Eleanor Catton est néozélandaise et née en 1985. Les Luminaires est son second roman, publié en 2011. Il a obtenu le prestigieux Booker Prize, ce qui, pour une si jeune personne, on en conviendra facilement, est un coup de maître. Elle a d’ailleurs dès ses premières publications, moissonné des prix littéraires à tour de bras.
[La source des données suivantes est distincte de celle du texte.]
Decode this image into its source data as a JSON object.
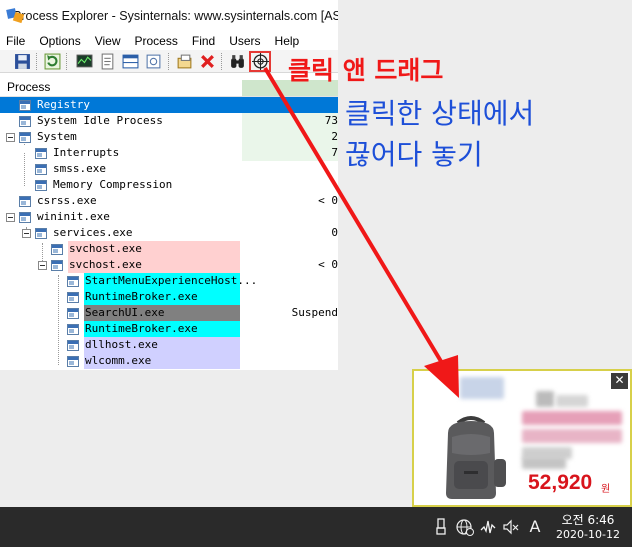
{
  "window": {
    "title": "Process Explorer - Sysinternals: www.sysinternals.com [AS"
  },
  "menu": [
    "File",
    "Options",
    "View",
    "Process",
    "Find",
    "Users",
    "Help"
  ],
  "toolbar": {
    "icons": [
      "save-icon",
      "refresh-icon",
      "system-info-icon",
      "properties-icon",
      "lower-pane-icon",
      "dll-view-icon",
      "handle-view-icon",
      "kill-process-icon",
      "find-icon",
      "find-window-target-icon"
    ]
  },
  "table": {
    "header": "Process",
    "rows": [
      {
        "name": "Registry",
        "value": ""
      },
      {
        "name": "System Idle Process",
        "value": "73"
      },
      {
        "name": "System",
        "value": "2"
      },
      {
        "name": "Interrupts",
        "value": "7"
      },
      {
        "name": "smss.exe",
        "value": ""
      },
      {
        "name": "Memory Compression",
        "value": ""
      },
      {
        "name": "csrss.exe",
        "value": "< 0"
      },
      {
        "name": "wininit.exe",
        "value": ""
      },
      {
        "name": "services.exe",
        "value": "0"
      },
      {
        "name": "svchost.exe",
        "value": ""
      },
      {
        "name": "svchost.exe",
        "value": "< 0"
      },
      {
        "name": "StartMenuExperienceHost...",
        "value": ""
      },
      {
        "name": "RuntimeBroker.exe",
        "value": ""
      },
      {
        "name": "SearchUI.exe",
        "value": "Suspend"
      },
      {
        "name": "RuntimeBroker.exe",
        "value": ""
      },
      {
        "name": "dllhost.exe",
        "value": ""
      },
      {
        "name": "wlcomm.exe",
        "value": ""
      }
    ]
  },
  "annotations": {
    "drag_text": "클릭 앤 드래그",
    "release_line1": "클릭한 상태에서",
    "release_line2": "끊어다 놓기"
  },
  "ad": {
    "price": "52,920",
    "currency": "원",
    "close_symbol": "✕"
  },
  "taskbar": {
    "ime_indicator": "A",
    "time": "오전 6:46",
    "date": "2020-10-12"
  },
  "colors": {
    "selected_row": "#0078d7",
    "service_pink": "#ffd0d0",
    "immersive_cyan": "#00ffff",
    "suspended_gray": "#808080",
    "own_process_lavender": "#d0d0ff",
    "annotation_red": "#f01818",
    "annotation_blue": "#1d4fd8",
    "price_red": "#d8141c"
  }
}
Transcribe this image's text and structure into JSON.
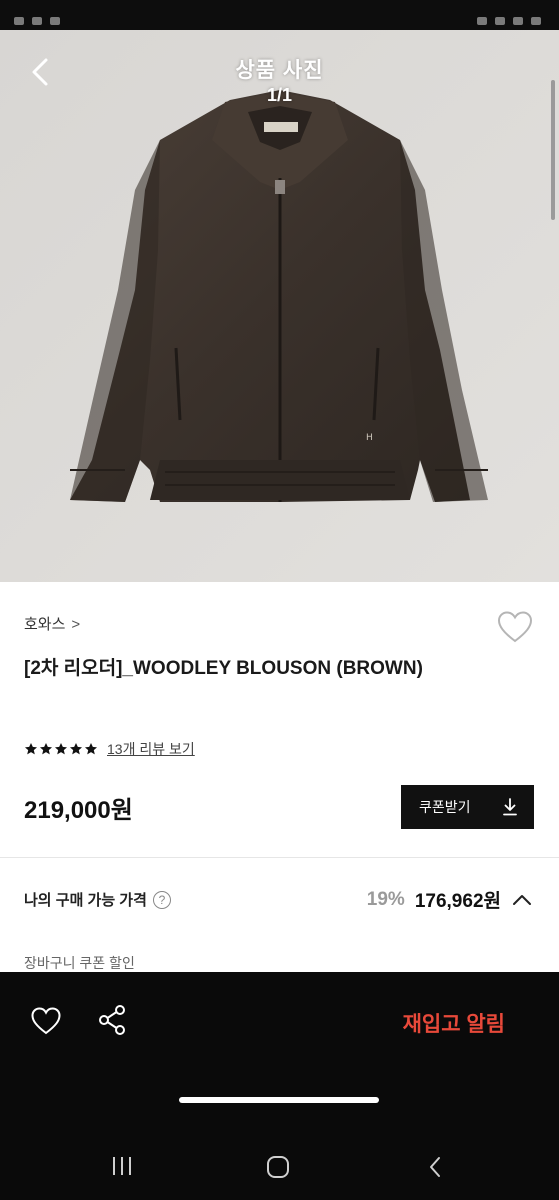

Ce que nous raconte ce roman massif et complexe se situe en 1866, en Nouvelle-Zélande. Terre et époque peu connues des lecteurs européens que nous sommes, ce qui va stimuler notre attention. Celle-ci, il faut bien le dire, ne sera pas forcément cajolée tout au long du millier de pages de l’ouvrage, à la construction complexe, et à l’intrigue multilinéaire. On reviendra sur cet aspect un peu plus loin dans notre propos.La Nouvelle- Zélande, en ces temps-là, fut une sorte de terre d’appel pour des hordes d’aventuriers, d’ambitieux. Genre Ouest américain à la même époque mais moins sanglant quand même. En outre, cette terre lointaine, battue par les vents, la mer et ses tempêtes, ses paysages tourmentés, terre confuse ou cohabitent tant bien que mal nos colons encore frais avec les peuples autochtones, est saisie par l’appel de l’or dont la prospection et le trafic affolent tous ces personnages. Voilà pour le décor et les circonstances de notre épais roman.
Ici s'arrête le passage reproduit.